Here's the scenario:
You have a series of tasks (A-B-C-D-E) which are sequentially dependent on each other and may or may not be adjacent in terms of start and end dates. Now, as you shift any of the dates forward, each task after it should shift if and only if the tasks it depends on push the task foward. The most common way to do this within dotProject is to mark each task with “dependency tracking on” and then set the Start Date for each task based on its dependencies.
The bug in dotProject was annoying but very subtle and easy to miss if you had complex dependency trees. If you updated task A, it would update task B correctly. It would update the Start Date of task C but nothing farther than that. Therefore, your Gantt Chart would start looking screwy as task C ended before it started, hell would freeze over, the Cubs would win the series, and Project Managers could choose all three.

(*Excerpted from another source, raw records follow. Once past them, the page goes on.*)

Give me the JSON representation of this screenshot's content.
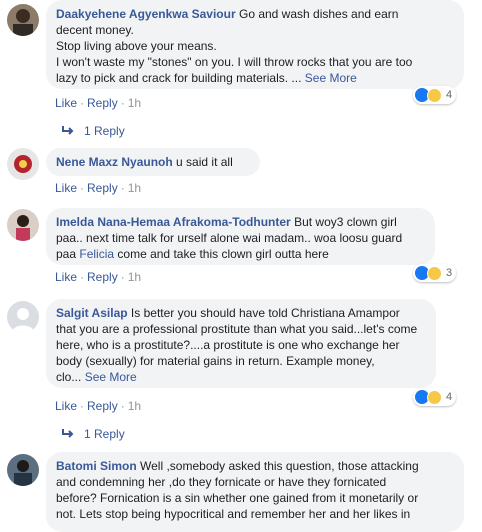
{
  "action_labels": {
    "like": "Like",
    "reply": "Reply",
    "sep": "·"
  },
  "comments": [
    {
      "author": "Daakyehene Agyenkwa Saviour",
      "text_lines": [
        "Go and wash dishes and earn",
        "decent money.",
        "Stop living above your means.",
        "I won't waste my \"stones\" on you. I will throw rocks that you are too",
        "lazy to pick and crack for building materials. ..."
      ],
      "see_more": "See More",
      "time": "1h",
      "reactions_count": "4",
      "replies_label": "1 Reply"
    },
    {
      "author": "Nene Maxz Nyaunoh",
      "text_lines": [
        "u said it all"
      ],
      "time": "1h"
    },
    {
      "author": "Imelda Nana-Hemaa Afrakoma-Todhunter",
      "text_lines": [
        "But woy3 clown girl",
        "paa.. next time talk for urself alone wai madam.. woa loosu guard",
        "paa",
        "come and take this clown girl outta here"
      ],
      "mention": "Felicia",
      "time": "1h",
      "reactions_count": "3"
    },
    {
      "author": "Salgit Asilap",
      "text_lines": [
        "Is better you should have told Christiana Amampor",
        "that you are a professional prostitute than what you said...let's come",
        "here, who is a prostitute?....a prostitute is one who exchange her",
        "body (sexually) for material gains in return. Example money,",
        "clo..."
      ],
      "see_more": "See More",
      "time": "1h",
      "reactions_count": "4",
      "replies_label": "1 Reply"
    },
    {
      "author": "Batomi Simon",
      "text_lines": [
        "Well ,somebody asked this question, those attacking",
        "and condemning her ,do they fornicate or have they fornicated",
        "before? Fornication is a sin whether one gained from it monetarily or",
        "not. Lets stop being hypocritical and remember her and her likes in"
      ]
    }
  ]
}
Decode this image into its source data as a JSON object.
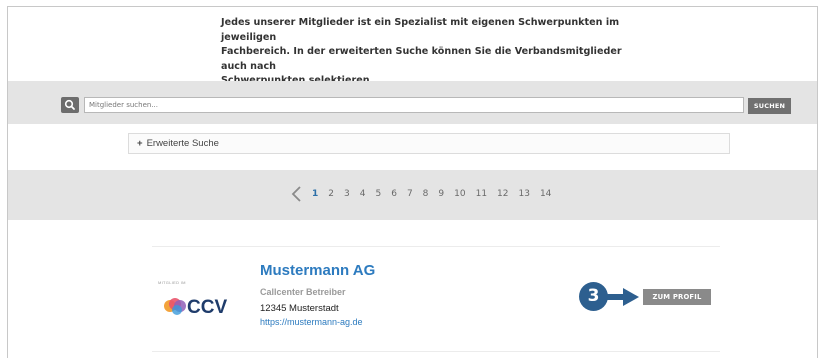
{
  "intro": {
    "line1": "Jedes unserer Mitglieder ist ein Spezialist mit eigenen Schwerpunkten im jeweiligen",
    "line2": "Fachbereich. In der erweiterten Suche können Sie die Verbandsmitglieder auch nach",
    "line3": "Schwerpunkten selektieren."
  },
  "search": {
    "placeholder": "Mitglieder suchen...",
    "button_label": "SUCHEN",
    "icon": "search-icon"
  },
  "advanced_search": {
    "plus": "+",
    "label": "Erweiterte Suche"
  },
  "pagination": {
    "prev_icon": "chevron-left-icon",
    "pages": [
      "1",
      "2",
      "3",
      "4",
      "5",
      "6",
      "7",
      "8",
      "9",
      "10",
      "11",
      "12",
      "13",
      "14"
    ],
    "active_page": "1"
  },
  "member": {
    "logo_caption": "MITGLIED IM",
    "logo_text": "CCV",
    "company": "Mustermann AG",
    "category": "Callcenter Betreiber",
    "address": "12345 Musterstadt",
    "website": "https://mustermann-ag.de",
    "profile_button": "ZUM PROFIL"
  },
  "annotation": {
    "step_number": "3"
  },
  "colors": {
    "accent_blue": "#2d7bbf",
    "badge_blue": "#2d5f8f",
    "band_gray": "#e4e4e4",
    "button_gray": "#8a8a8a"
  }
}
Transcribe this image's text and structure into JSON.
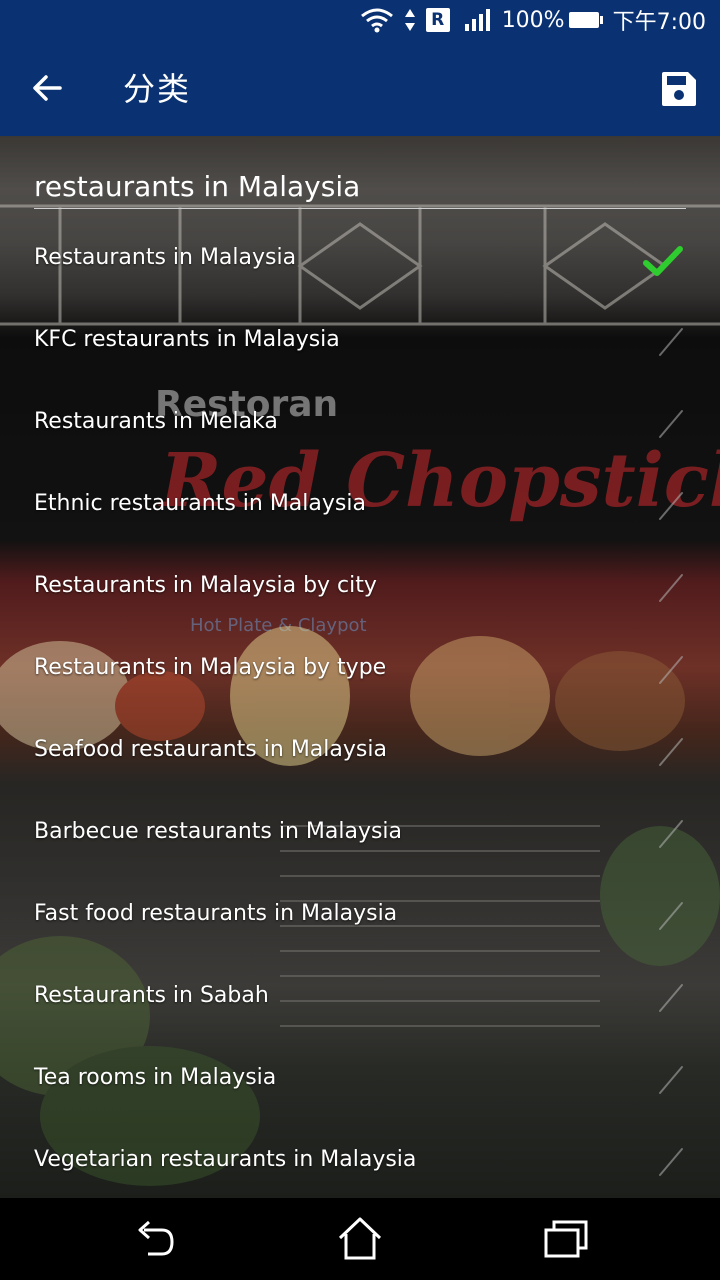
{
  "status_bar": {
    "network_badge": "R",
    "battery_percent": "100%",
    "time": "下午7:00",
    "icons": [
      "wifi-icon",
      "signal-icon",
      "battery-icon"
    ]
  },
  "app_bar": {
    "title": "分类",
    "back_icon": "arrow-left-icon",
    "save_icon": "save-icon"
  },
  "search": {
    "value": "restaurants in Malaysia"
  },
  "results": [
    {
      "label": "Restaurants in Malaysia",
      "checked": true
    },
    {
      "label": "KFC restaurants in Malaysia",
      "checked": false
    },
    {
      "label": "Restaurants in Melaka",
      "checked": false
    },
    {
      "label": "Ethnic restaurants in Malaysia",
      "checked": false
    },
    {
      "label": "Restaurants in Malaysia by city",
      "checked": false
    },
    {
      "label": "Restaurants in Malaysia by type",
      "checked": false
    },
    {
      "label": "Seafood restaurants in Malaysia",
      "checked": false
    },
    {
      "label": "Barbecue restaurants in Malaysia",
      "checked": false
    },
    {
      "label": "Fast food restaurants in Malaysia",
      "checked": false
    },
    {
      "label": "Restaurants in Sabah",
      "checked": false
    },
    {
      "label": "Tea rooms in Malaysia",
      "checked": false
    },
    {
      "label": "Vegetarian restaurants in Malaysia",
      "checked": false
    }
  ],
  "background_sign": {
    "line1": "Restoran",
    "line2": "Red Chopstick",
    "line3": "Hot Plate & Claypot"
  },
  "colors": {
    "app_bar": "#0a3272",
    "check_active": "#2ecc2e",
    "fab": "#1a5fb0"
  }
}
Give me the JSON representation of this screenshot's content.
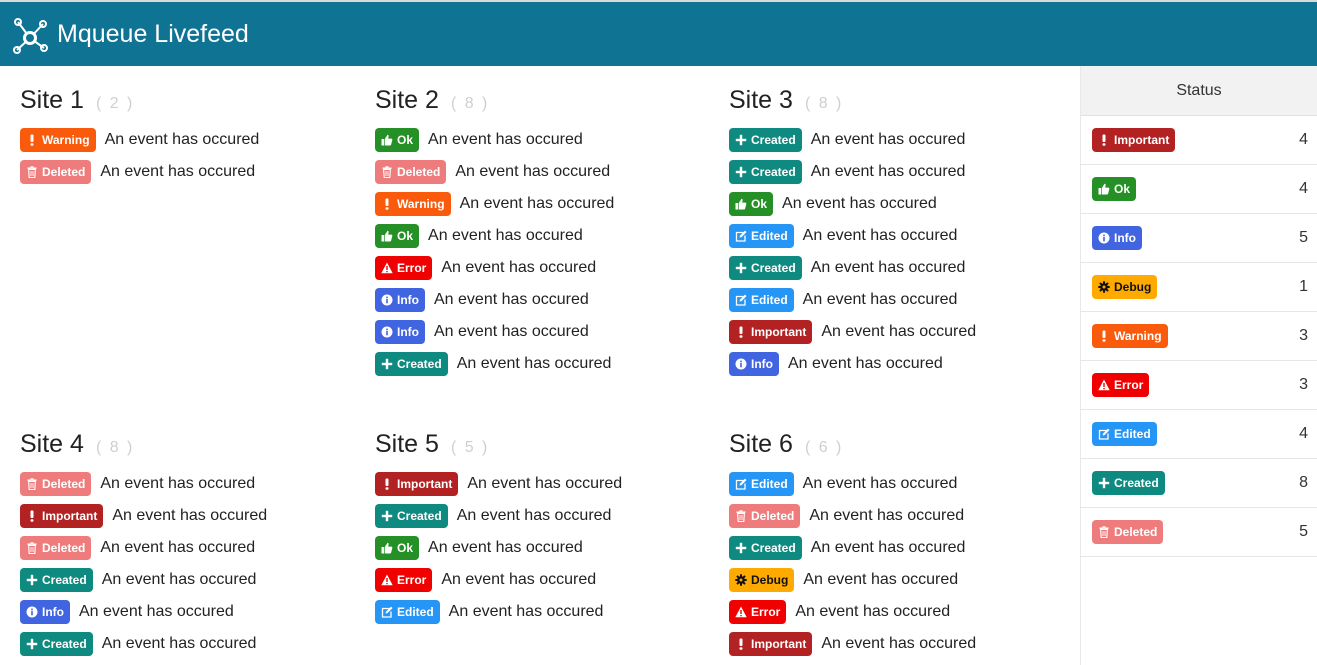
{
  "header": {
    "title": "Mqueue Livefeed"
  },
  "badge_types": {
    "warning": {
      "label": "Warning",
      "color": "#f95a0b",
      "text_color": "#ffffff",
      "icon": "exclamation-icon"
    },
    "deleted": {
      "label": "Deleted",
      "color": "#ee7c7c",
      "text_color": "#ffffff",
      "icon": "trash-icon"
    },
    "ok": {
      "label": "Ok",
      "color": "#249025",
      "text_color": "#ffffff",
      "icon": "thumbs-up-icon"
    },
    "error": {
      "label": "Error",
      "color": "#f00000",
      "text_color": "#ffffff",
      "icon": "alert-triangle-icon"
    },
    "info": {
      "label": "Info",
      "color": "#4164e0",
      "text_color": "#ffffff",
      "icon": "info-circle-icon"
    },
    "created": {
      "label": "Created",
      "color": "#0f8a80",
      "text_color": "#ffffff",
      "icon": "plus-icon"
    },
    "edited": {
      "label": "Edited",
      "color": "#2596f5",
      "text_color": "#ffffff",
      "icon": "edit-icon"
    },
    "important": {
      "label": "Important",
      "color": "#b22222",
      "text_color": "#ffffff",
      "icon": "exclamation-icon"
    },
    "debug": {
      "label": "Debug",
      "color": "#ffaa00",
      "text_color": "#111111",
      "icon": "gear-icon"
    }
  },
  "sites": [
    {
      "name": "Site 1",
      "count": "( 2 )",
      "events": [
        {
          "type": "warning",
          "text": "An event has occured"
        },
        {
          "type": "deleted",
          "text": "An event has occured"
        }
      ]
    },
    {
      "name": "Site 2",
      "count": "( 8 )",
      "events": [
        {
          "type": "ok",
          "text": "An event has occured"
        },
        {
          "type": "deleted",
          "text": "An event has occured"
        },
        {
          "type": "warning",
          "text": "An event has occured"
        },
        {
          "type": "ok",
          "text": "An event has occured"
        },
        {
          "type": "error",
          "text": "An event has occured"
        },
        {
          "type": "info",
          "text": "An event has occured"
        },
        {
          "type": "info",
          "text": "An event has occured"
        },
        {
          "type": "created",
          "text": "An event has occured"
        }
      ]
    },
    {
      "name": "Site 3",
      "count": "( 8 )",
      "events": [
        {
          "type": "created",
          "text": "An event has occured"
        },
        {
          "type": "created",
          "text": "An event has occured"
        },
        {
          "type": "ok",
          "text": "An event has occured"
        },
        {
          "type": "edited",
          "text": "An event has occured"
        },
        {
          "type": "created",
          "text": "An event has occured"
        },
        {
          "type": "edited",
          "text": "An event has occured"
        },
        {
          "type": "important",
          "text": "An event has occured"
        },
        {
          "type": "info",
          "text": "An event has occured"
        }
      ]
    },
    {
      "name": "Site 4",
      "count": "( 8 )",
      "events": [
        {
          "type": "deleted",
          "text": "An event has occured"
        },
        {
          "type": "important",
          "text": "An event has occured"
        },
        {
          "type": "deleted",
          "text": "An event has occured"
        },
        {
          "type": "created",
          "text": "An event has occured"
        },
        {
          "type": "info",
          "text": "An event has occured"
        },
        {
          "type": "created",
          "text": "An event has occured"
        }
      ]
    },
    {
      "name": "Site 5",
      "count": "( 5 )",
      "events": [
        {
          "type": "important",
          "text": "An event has occured"
        },
        {
          "type": "created",
          "text": "An event has occured"
        },
        {
          "type": "ok",
          "text": "An event has occured"
        },
        {
          "type": "error",
          "text": "An event has occured"
        },
        {
          "type": "edited",
          "text": "An event has occured"
        }
      ]
    },
    {
      "name": "Site 6",
      "count": "( 6 )",
      "events": [
        {
          "type": "edited",
          "text": "An event has occured"
        },
        {
          "type": "deleted",
          "text": "An event has occured"
        },
        {
          "type": "created",
          "text": "An event has occured"
        },
        {
          "type": "debug",
          "text": "An event has occured"
        },
        {
          "type": "error",
          "text": "An event has occured"
        },
        {
          "type": "important",
          "text": "An event has occured"
        }
      ]
    }
  ],
  "status": {
    "title": "Status",
    "rows": [
      {
        "type": "important",
        "count": "4"
      },
      {
        "type": "ok",
        "count": "4"
      },
      {
        "type": "info",
        "count": "5"
      },
      {
        "type": "debug",
        "count": "1"
      },
      {
        "type": "warning",
        "count": "3"
      },
      {
        "type": "error",
        "count": "3"
      },
      {
        "type": "edited",
        "count": "4"
      },
      {
        "type": "created",
        "count": "8"
      },
      {
        "type": "deleted",
        "count": "5"
      }
    ]
  }
}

So here's the troublesome code in v2.0.4*. In /dotproject/modules/tasks/do_task_aed.php around line 169, you should see this:
// shifted new start date $nsd = new CDate ($tempTask->get_deps_max_end_date( $tempTask ) ); // calc shifting span old start ~ new start $d = $tsd->calcDurationDiffToDate($nsd); // update start date based on dep $obj->update_dep_dates( $obj->task_id, $d ); // appropriately shifted end date $ned = $ted->addDuration($d, $obj->task_duration_type); $obj->task_end_date = $ned->format( FMT_DATETIME_MYSQL );
This would figure out the latest end date of the dependencies and shift the start date accordingly. It would determine the difference between the old and new start date and then shift the end date by the same difference. Seems logical and should work just fine… but it doesn't. It seems that a mistmatch in units causes all the trouble, so here's my current solution:
// shifted new start date $nsd = new CDate ($tempTask->task_start_date); // appropriately shifted end date $ned = $nsd->addDuration($obj->task_duration, $obj->task_duration_type); $obj->task_end_date = $ned->format( FMT_DATETIME_MYSQL );
So what this does is takes the new start date and then calculates a new end date based on the duration. It's simple and moves us closer to a solution, but it's not perfect. I've already found a handful of Use Cases where this breaks down such as maintenance tasks where only a few hours are allocated for a particular period. In those scenarios, instead of simply adding the duration to the start date, you'd want to shift the end date accordingly.
* This fix has been applied to both branches.